Gül, zedelenen kamu vicdanının sesi olmuştu bir anlamda.
Türkiye Cumhuriyeti’nin “1 numaralı ismi” tarafından yapılan bu açıklama, özel yetkili mahkemeleri de ciddi anlamda tartışılır hale getirdi.

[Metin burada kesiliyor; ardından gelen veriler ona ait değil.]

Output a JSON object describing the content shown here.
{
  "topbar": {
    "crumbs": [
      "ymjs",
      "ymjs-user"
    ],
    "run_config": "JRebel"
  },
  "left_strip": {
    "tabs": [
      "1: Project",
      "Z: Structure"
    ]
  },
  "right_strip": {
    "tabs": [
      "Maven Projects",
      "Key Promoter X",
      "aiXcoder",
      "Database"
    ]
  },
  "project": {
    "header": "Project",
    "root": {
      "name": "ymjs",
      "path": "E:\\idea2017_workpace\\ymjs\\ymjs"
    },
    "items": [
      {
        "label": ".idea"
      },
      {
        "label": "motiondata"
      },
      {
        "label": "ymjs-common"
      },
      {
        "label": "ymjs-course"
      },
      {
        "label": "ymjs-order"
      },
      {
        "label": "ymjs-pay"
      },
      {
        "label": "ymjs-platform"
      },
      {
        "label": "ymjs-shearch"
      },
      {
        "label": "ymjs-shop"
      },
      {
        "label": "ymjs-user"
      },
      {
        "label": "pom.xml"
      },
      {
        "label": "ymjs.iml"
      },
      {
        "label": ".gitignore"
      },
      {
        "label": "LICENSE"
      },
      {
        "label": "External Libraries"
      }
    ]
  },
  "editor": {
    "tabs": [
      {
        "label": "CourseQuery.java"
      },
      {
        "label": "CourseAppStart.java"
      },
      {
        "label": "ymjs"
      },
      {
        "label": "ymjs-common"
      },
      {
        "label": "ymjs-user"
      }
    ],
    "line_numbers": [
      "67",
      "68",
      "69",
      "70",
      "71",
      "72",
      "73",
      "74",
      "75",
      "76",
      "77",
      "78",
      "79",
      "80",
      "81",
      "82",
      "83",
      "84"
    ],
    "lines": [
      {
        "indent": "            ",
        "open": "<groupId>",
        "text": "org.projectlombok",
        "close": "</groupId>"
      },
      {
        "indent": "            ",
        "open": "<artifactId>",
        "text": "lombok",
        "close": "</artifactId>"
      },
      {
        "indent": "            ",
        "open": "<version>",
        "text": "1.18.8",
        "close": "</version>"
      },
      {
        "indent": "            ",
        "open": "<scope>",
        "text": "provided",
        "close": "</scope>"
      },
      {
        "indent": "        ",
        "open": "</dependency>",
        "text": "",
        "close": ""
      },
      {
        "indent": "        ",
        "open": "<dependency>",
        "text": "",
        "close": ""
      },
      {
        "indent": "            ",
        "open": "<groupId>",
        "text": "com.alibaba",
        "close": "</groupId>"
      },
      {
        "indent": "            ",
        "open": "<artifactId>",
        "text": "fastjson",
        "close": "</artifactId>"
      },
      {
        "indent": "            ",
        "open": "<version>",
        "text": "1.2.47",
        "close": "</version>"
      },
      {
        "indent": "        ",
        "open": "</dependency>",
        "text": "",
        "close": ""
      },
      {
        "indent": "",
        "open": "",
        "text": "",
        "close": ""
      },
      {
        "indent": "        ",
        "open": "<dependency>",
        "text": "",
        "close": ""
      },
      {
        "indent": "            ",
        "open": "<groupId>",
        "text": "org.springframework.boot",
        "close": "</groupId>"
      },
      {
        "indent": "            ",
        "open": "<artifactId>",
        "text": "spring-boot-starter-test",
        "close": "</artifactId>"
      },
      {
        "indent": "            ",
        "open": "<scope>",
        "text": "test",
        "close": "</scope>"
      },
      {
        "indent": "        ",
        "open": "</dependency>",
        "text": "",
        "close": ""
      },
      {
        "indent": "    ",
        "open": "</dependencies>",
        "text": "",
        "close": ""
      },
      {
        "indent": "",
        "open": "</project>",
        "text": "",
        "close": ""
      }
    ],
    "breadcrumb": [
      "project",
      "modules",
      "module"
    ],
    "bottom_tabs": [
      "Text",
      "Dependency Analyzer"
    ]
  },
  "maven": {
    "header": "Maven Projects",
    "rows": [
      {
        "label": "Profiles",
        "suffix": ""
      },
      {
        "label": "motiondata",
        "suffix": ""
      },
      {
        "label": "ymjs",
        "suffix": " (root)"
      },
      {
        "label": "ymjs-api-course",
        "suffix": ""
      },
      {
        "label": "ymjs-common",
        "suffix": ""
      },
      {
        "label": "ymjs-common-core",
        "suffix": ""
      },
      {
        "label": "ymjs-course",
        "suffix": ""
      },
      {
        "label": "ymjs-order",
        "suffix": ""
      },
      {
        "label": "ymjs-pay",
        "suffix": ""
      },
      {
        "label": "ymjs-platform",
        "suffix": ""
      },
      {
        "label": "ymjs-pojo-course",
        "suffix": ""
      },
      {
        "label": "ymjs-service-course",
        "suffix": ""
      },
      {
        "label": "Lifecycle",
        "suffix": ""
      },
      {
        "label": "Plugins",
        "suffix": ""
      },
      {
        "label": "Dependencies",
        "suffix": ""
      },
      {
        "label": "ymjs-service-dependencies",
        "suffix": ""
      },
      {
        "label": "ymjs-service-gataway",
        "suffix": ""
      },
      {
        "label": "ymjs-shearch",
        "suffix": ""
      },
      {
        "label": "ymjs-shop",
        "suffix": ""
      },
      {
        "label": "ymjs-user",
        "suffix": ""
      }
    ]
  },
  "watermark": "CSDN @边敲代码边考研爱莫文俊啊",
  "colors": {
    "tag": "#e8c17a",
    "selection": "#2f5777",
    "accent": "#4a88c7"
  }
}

Cumhurbaşkanı’nın “Esasında bundan da bir şey çıkmayacaktır” dedikten sonra gerçekleştirilen ilk duruşma 5 Temmuz’daydı. Mahkeme heyeti, İzmir Büyükşehir Belediyesi davasındaki 18 tutukludan 17’si için “tutuksuz yargılama” kararı verdi. Sadece Genel Sekreter Pervin Şenel Genç kalmıştı “içeri”de…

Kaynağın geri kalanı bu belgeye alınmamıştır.